Hangman is a Bluetooth-enabled crane scale. It's intended use is as a climbing training and rehab tool, but it can be used anywhere that requires measuring force or weight.
The hardware retrofits a cheap (~$23) 150kg crane scale from Amazon with a custom PCB based around a Nordic nRF52 microcontroller and a differential ADC. The firmware uses Embassy, an embedded async framework written in Rust, as well as Nordic's SoftDevice Bluetooth stack.
Crane scales have become popular in the climbing community as a means to train and rehab fingers. This is a fun project to learn and practice various concepts I was unfamiliar or rusty with: BLE 101, async Rust on embedded, nRF52 development, SMT soldering and PCB design, etc. Maybe it'll even help my fingers get stronger.

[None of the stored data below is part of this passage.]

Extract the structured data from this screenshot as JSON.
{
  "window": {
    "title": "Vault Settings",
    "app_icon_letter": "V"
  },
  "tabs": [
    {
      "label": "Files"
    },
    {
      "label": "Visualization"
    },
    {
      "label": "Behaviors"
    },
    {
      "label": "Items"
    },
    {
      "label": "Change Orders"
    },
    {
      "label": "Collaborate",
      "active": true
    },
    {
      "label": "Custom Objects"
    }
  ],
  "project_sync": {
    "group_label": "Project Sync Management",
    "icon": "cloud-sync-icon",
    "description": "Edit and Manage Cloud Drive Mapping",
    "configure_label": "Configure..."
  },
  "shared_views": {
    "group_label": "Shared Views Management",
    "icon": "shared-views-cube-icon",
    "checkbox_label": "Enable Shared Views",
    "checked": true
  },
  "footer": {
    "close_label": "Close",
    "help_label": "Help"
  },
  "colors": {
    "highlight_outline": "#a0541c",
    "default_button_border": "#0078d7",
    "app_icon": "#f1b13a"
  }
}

The scale is feature-complete. Weight measurement works great with the Progressor API and compatible tools. Battery life is guesstimated to be in the range of several months to a couple of years depending on usage.
There are still a few more software updates planned. See the Issues section for the major ones.
See title picture. A custom PCB based on a Fanstel BT832 nRF52832-based module and a Texas Instruments ADS1230 ADC. Thanks to a better ADC and PCB layout, noise performance should be improved over previous revisions and most importantly, it's much prettier.
A custom PCB based on a nRF52840 USB dongle and an HX711 ADC, the same differential ADC used on the Tindeq.
This is not an officially supported Google product. Wouldn't that be funny though?
This has no affiliation with Tindeq.